For correct routing of LDAP requests depending on the manufacturer of the equipment, the vendor identifier is added to the DN search string:

• cn=dell - for Dell devices;
• cn=supermicro - for Supermicro;
• cn=hp - for HP, etc.

For example, for authentication on a Dell server, the DN string would look like this:

cn=dell,cn=bmcadmins,cn=groups,cn=accounts,dc=example,dc=com

Upon receiving a request with this DN, the bmcldap proxy server will determine that it needs to process the request specifically for Dell and will perform an LDAP lookup accordingly.

When a server is added to an authentication configuration via LDAP, it is assigned an ldap tag. This is to avoid having to re-process the server the next time it is started.

This approach allows for flexible customization of LDAP request handling rules in bmcldap based on the vendor ID in the DN string. This makes it easier to support heterogeneous hardware from different vendors.

Conclusion

The use of the bmcldap proxy server solved the problem of integrating heterogeneous server platforms from different vendors with a single corporate LDAP directory for centralized user authentication.

The key was routing requests from BMC based on the manufacturer ID in the DN string of the LDAP request. This allowed us to realize specific processing for each type of equipment.

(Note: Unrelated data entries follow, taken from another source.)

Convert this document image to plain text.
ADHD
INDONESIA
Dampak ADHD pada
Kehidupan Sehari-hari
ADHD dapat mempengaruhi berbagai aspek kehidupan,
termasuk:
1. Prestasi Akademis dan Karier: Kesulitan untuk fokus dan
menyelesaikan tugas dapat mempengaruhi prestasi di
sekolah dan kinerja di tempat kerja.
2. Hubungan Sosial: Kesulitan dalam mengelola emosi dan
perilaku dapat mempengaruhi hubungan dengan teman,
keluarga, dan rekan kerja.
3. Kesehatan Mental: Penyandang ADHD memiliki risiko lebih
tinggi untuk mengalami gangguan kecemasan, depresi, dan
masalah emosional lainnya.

Internal mechanisms of bmcldap were finalized to work correctly with Supermicro and Dell servers, and compatibility problems were eliminated.

As a result, all servers were integrated with the bmcldap proxy server for authentication via LDAP, taking into account the peculiarities of the different IPMI implementations. This solution simplified administration and increased the security of access to the servers.

The flexibility of the bmcldap implementation makes it possible to further extend support for new platforms without changing the underlying LDAP infrastructure.